In some cases I've seen low factors of safety on overturning are acceptable, but the loads have already been factored well above anything reasonably expected.
 
I can see problems with not only the slab, but with the anchorage to the slab. The post installed anchor manufacturer has minimum depths of concrete to develop the anchor capacity. If it's a 4 inch or 6 inch slab, it's probably not enough.
It's very cheap to saw cut out the slab on grade, dig down and install a proper size and depth cast in place concrete footing with anchor bolts. For the amount of money it would cost, especially compared to the jib crane, I'd strongly recommend it.
 
The 1.5 FS for overturning used to be for foundations with wind. The 2.0 FS for overturning used to be for foundations with gravity.

Now that those F.S. have been removed from the codes and replaced with load combinations, there is not a load combination for uplift or overturning caused by gravity loads (unless you want to use 0.6 + W), so I just revert back to what we have used for many years, FS = 2.0.
 
McMaster Carr has a footing design (depth, width & anchor bolt size) for their jib cranes.
 
Now that those F.S. have been removed from the codes and replaced with load combinations, there is not a load combination for uplift or overturning caused by gravity loads (unless you want to use 0.6 + W), so I just revert back to what we have used for many years, FS = 2.0.

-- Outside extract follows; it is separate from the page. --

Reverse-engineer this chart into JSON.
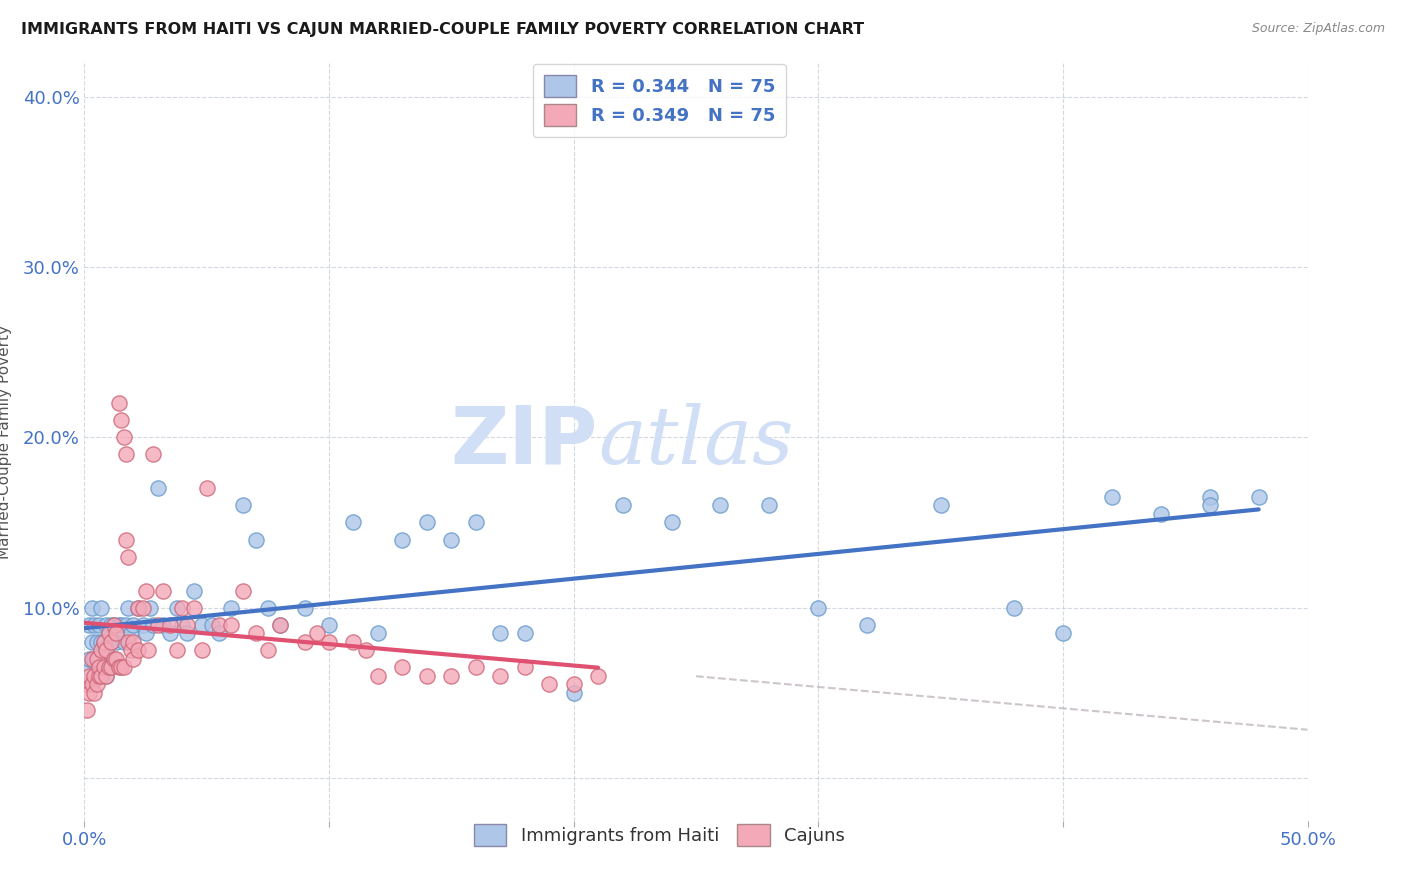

I see nothing wrong with applying the old 2.0 safety factor for overturning, based on specified loads where dead loads govern. However, in a crane design the main overturning loads are live loads, so it is possible a FS of 1.2 is based on 0.8 or 0.85 time the dead loads resisting overturning and 1.5 or 1.7 times the live loads causing overturning. 1.2*1.5/0.85 = 2.1, so if based on factored loads the 1.2 may well be acceptable.